John Phillpotts (MP) explained

John Phillpotts
Birth Date:1775
Birth Place:Bridgwater, Somerset
Death Date:1849
Death Place:London

John Phillpotts (1775–1849), of Spa Villa and Bear Land, Gloucester and Porthgwidden, Cornwall, was a nineteenth-century English politician.

Life

John Phillpotts was the eldest son of John Phillpotts (1743–1814), a Herefordshire landowner, businessman and sometime Land Agent to the Dean and Chapter of Gloucester Cathedral, and his wife Sibella Glover (1753–1833); he was the elder brother of Henry Phillpotts, Bishop of Exeter.[1]

John Phillpotts was born at Bridgwater in Somerset while his father was operating a brick and tile factory in that town.[1]

John Phillpotts practised as an attorney in Gloucester and held the post of Registrar to the Dean and Chapter of the cathedral. He was Mayor of Gloucester for one term (1819–20). He dined at the Inner Temple and was called to the bar in 1822, after which he served as a magistrate at the Gloucester sessions and on the Oxford circuit.[2]

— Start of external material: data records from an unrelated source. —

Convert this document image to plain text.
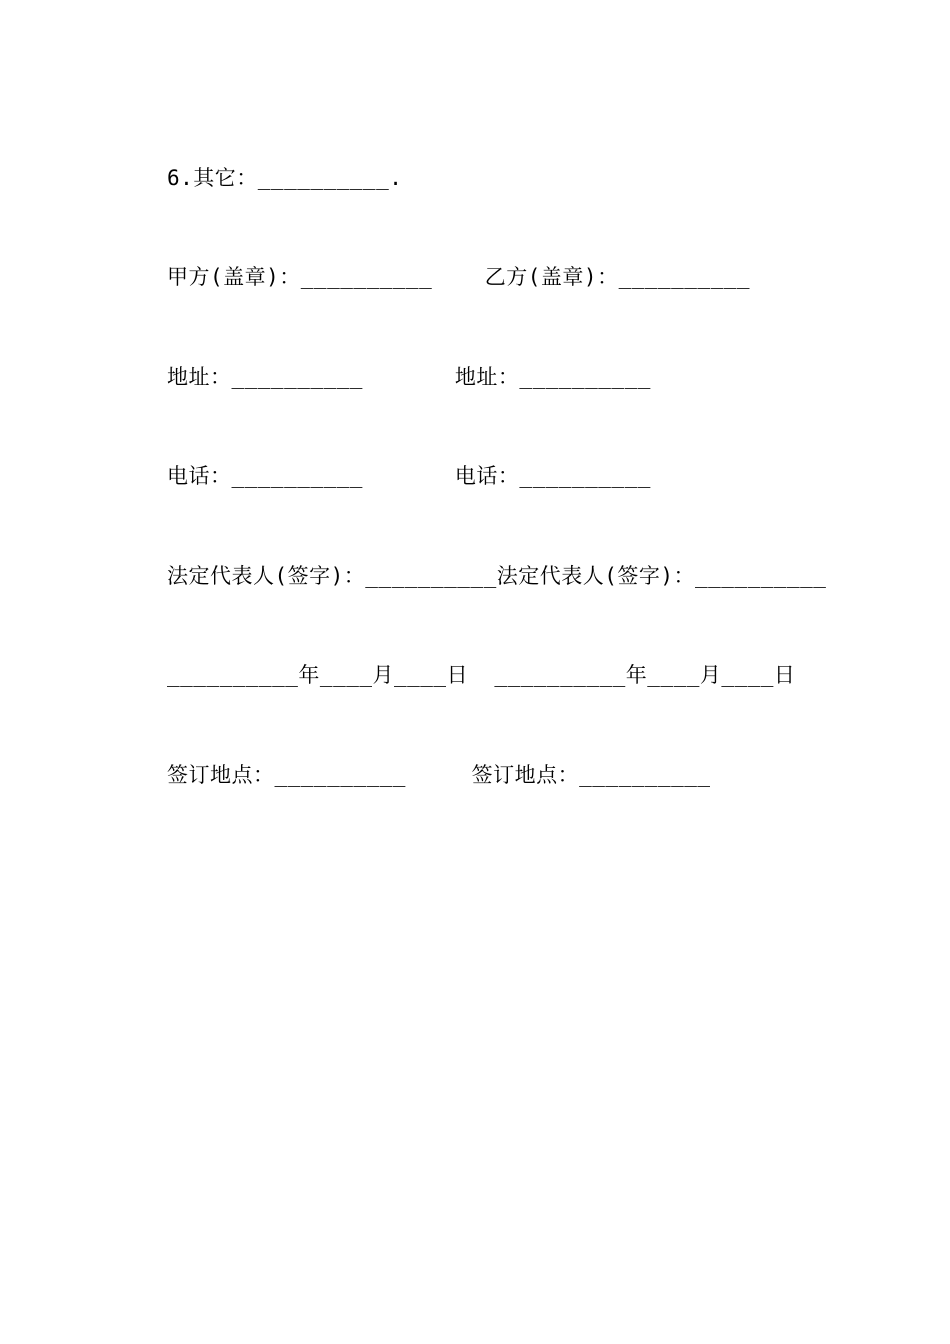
6.其它：__________.
甲方(盖章)：__________    乙方(盖章)：__________
地址：__________       地址：__________
电话：__________       电话：__________
法定代表人(签字)：__________法定代表人(签字)：__________
__________年____月____日  __________年____月____日
签订地点：__________     签订地点：__________
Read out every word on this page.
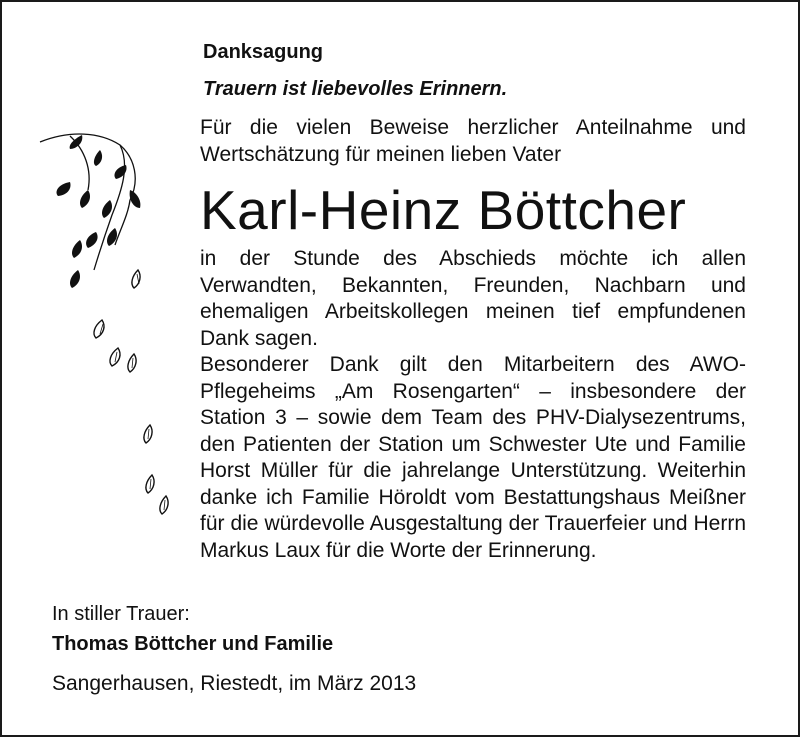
Danksagung
Trauern ist liebevolles Erinnern.
Für die vielen Beweise herzlicher Anteilnahme und Wertschätzung für meinen lieben Vater
Karl-Heinz Böttcher
in der Stunde des Abschieds möchte ich allen Verwandten, Bekannten, Freunden, Nachbarn und ehemaligen Arbeitskollegen meinen tief empfundenen Dank sagen.
Besonderer Dank gilt den Mitarbeitern des AWO-Pflegeheims „Am Rosengarten“ – insbesondere der Station 3 – sowie dem Team des PHV-Dialysezentrums, den Patienten der Station um Schwester Ute und Familie Horst Müller für die jahrelange Unterstützung. Weiterhin danke ich Familie Höroldt vom Bestattungshaus Meißner für die würdevolle Ausgestaltung der Trauerfeier und Herrn Markus Laux für die Worte der Erinnerung.
In stiller Trauer:
Thomas Böttcher und Familie
Sangerhausen, Riestedt, im März 2013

Phillpotts gained a reputation for severity and was known in some quarters as "Cat-o-Nine-Tails Jack". Flogging was his favoured cure for vagrancy and begging.[1]

John Phillpotts was elected a Member of Parliament (MP) for Gloucester in three parliaments (1830–1831, 1832–1834, and 1837–1847).[3] In the 1841 election he topped the poll with 753 votes, being trailed by Captain Maurice Berkeley (732 votes) and Viscount Loftus (510 votes).[4] John Phillpotts retired from politics in 1847.

In his politics Phillpotts aligned himself variously with the Whigs and the Tories, earning himself the sobriquet of “the Gloucester Weathercock”,[1] but he was consistent in representing the interests of Gloucester city. Amongst other achievements he backed the Gloucester and Sharpness Canal project, helped develop the infrastructure of Gloucester city and was instrumental in saving a local bank from ruin.[2]

In 1797 John Phillpotts married Sarah, daughter of Thomas Chandler of Ashcroft House, Ozleworth, near Wotton under Edge in Gloucestershire. The couple had one son, Thomas Phillpotts (1807–1890), who was to become Canon of Truro under John Phillpotts' brother Henry Phillpotts the Bishop of Exeter.[1] John and Sarah Phillpotts were later estranged.[2]

Two years after retiring from politics, in June 1849, John Phillpotts died of a heart attack while on board an omnibus in the West End of London. Sarah Phillpotts died in Gloucester one month later.[1]

Notes and References

  1. A Phillpotts Genealogy, unpublished manuscript, Percy Phillpotts, c.1910
  2. The History of Parliament: the House of Commons 1820-1832, editor D.R. Fisher, Cambridge University Press, 2009
  3. Web site: PHILLPOTTS, John (1775-1849), of Bear Land, Gloucester - History of Parliament Online. www.historyofparliamentonline.org. 31 October 2018.